When Keith finally broke, the lions together with him, the team was relieved he hadn't been the first. If he was, they would've cried all together, the symphony of breaking hearts resonating among the stars. Because the cries, the almost inhuman howling that left his mouth, together with the sorrowful roars from the lions were too much already. He fell in his knees, his own pain be damned, and let the tears burn the floor like they burned his eyes. Lance was his closest friend, Lance was his right hand man, Lance was his support, Lance was the person he trusted just as much as his brother Shiro, Lance was the one who helped him get where he was and understand who he was. Lance was everything Keith was not for Lance. In a mix of rage and sorrow, he let the whole reality hear his voice, the let his throat be destroyed by the raw despair. He was angry at Lance for never coming to him, he was angry at him for never trying enough, he was sad for the loss of the Cuban boy and he was sad that he couldn't do nothing! Nothing! He was so absorbed on his own problems, and Lance, that goddamn selfless prick, held so little love for himself, he wasn't able to do nothing but watch the man Keith would trust his life without hesitation destroy himself. His hands pounded painfully on the ground, strong enough to bruise. The pain wasn't strong enough, though. Not if compared the pain their Blue Paladin must've felt.
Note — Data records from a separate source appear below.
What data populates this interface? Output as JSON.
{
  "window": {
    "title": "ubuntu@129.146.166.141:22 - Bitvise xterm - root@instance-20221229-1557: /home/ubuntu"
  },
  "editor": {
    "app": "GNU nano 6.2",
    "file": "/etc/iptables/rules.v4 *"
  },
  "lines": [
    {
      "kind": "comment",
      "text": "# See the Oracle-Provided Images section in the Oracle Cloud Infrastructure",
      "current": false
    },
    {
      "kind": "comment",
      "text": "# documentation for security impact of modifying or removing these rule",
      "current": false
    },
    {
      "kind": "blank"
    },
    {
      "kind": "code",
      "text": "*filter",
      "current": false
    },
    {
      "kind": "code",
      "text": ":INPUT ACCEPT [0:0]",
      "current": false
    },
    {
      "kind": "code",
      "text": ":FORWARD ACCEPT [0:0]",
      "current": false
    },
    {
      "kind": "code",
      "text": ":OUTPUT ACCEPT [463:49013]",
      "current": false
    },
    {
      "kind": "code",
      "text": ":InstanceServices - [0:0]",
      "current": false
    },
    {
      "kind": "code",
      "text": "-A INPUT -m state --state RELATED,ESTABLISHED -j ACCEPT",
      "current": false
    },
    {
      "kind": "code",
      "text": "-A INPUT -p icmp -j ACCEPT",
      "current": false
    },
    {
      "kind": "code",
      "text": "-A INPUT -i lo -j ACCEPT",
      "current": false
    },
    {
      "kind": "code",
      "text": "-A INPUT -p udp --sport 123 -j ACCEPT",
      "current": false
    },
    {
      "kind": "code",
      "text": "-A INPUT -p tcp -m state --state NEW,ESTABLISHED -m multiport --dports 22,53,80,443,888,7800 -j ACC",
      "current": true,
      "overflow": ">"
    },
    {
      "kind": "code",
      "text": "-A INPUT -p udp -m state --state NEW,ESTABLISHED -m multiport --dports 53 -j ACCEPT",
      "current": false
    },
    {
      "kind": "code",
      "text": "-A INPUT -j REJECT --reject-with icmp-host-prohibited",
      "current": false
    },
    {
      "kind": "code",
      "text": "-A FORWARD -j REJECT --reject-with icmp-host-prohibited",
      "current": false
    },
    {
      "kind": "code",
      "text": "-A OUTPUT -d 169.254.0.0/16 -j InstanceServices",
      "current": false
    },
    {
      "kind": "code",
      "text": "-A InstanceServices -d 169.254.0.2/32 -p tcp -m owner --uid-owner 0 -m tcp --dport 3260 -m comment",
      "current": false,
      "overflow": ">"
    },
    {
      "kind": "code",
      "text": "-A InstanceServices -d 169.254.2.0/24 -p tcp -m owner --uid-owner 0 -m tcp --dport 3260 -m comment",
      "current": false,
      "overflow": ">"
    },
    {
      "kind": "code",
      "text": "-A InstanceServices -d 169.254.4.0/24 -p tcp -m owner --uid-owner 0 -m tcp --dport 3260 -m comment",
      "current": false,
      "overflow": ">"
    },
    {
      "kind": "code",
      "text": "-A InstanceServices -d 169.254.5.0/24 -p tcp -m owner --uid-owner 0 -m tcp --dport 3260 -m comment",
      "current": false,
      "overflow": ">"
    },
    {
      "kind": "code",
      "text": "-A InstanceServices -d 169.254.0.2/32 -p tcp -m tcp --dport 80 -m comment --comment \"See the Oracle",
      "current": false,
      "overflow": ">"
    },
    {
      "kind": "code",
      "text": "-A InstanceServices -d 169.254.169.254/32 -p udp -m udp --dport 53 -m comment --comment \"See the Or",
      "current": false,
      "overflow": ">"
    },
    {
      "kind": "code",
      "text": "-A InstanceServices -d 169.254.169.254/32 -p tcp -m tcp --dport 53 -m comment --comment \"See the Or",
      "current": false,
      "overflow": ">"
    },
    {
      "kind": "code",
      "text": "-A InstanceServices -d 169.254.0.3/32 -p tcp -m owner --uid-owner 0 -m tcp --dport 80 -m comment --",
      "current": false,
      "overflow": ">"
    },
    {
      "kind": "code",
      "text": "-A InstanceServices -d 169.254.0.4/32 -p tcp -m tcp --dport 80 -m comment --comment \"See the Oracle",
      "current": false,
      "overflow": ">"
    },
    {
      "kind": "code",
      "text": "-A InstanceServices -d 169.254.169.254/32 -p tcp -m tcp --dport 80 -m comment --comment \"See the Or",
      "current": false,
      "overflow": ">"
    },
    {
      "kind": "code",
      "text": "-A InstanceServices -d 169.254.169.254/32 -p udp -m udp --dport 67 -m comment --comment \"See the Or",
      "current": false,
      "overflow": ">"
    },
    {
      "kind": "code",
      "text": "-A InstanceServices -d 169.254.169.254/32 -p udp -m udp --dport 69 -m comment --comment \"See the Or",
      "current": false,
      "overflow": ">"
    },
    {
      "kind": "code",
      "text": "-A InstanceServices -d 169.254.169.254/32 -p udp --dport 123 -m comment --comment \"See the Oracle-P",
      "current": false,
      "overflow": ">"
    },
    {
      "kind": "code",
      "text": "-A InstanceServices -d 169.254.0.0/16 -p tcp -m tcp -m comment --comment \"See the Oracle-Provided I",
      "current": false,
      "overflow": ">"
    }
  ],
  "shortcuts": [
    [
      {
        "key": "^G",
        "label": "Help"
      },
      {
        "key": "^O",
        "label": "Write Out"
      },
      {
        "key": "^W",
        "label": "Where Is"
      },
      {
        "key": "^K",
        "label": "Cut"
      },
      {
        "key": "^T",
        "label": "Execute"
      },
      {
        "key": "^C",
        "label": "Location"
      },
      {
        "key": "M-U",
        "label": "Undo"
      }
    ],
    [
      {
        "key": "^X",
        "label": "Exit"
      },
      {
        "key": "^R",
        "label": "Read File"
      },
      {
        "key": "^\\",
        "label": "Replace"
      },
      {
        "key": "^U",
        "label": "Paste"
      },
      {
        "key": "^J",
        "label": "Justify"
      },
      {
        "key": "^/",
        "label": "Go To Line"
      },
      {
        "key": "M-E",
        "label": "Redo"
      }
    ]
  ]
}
(He talked never more. The others wondered if his vocal chords were really damaged that day, but no one asks, not even his mother. The permanent glare in his opaque eyes was enough to keep them away.)

(He died in the final battle against the Galra Empire, the legend says he died staring at the eyes of the Galra Emperor, both their lives fading at the same time. Legend says he died with a peaceful smile and contented sigh.)

(Legend says only two of the Voltron team died smiling.)

(Legend says the lions will never move again, diligently waiting for their paladins to be reborn. Some say if you stay near Red and Blue for long enough, you can hear them softly purring, as if comforting each other.)

Their cries together are so loud, so sorrowful, so desperate, weren't them crying so painfully, they would've wondered if the other realities were able to hear it. To hear their loneliness, to feel their guilty, to taste their regret.

(They could.)

(Sven and the others never had such desperate urge to hug Isamu before.)

Team Voltron forgot what mercy and kindness was that day, the tear washed everything out of them like the dirty in a shoe. And they let it. The only thing that would make them a little less ruthless was telling the tales of their hero.

(The legend of Lance McClain was known in every inch of that universe.)

(A story told by those Lance trusted, those Lance loved and those who never moved on.)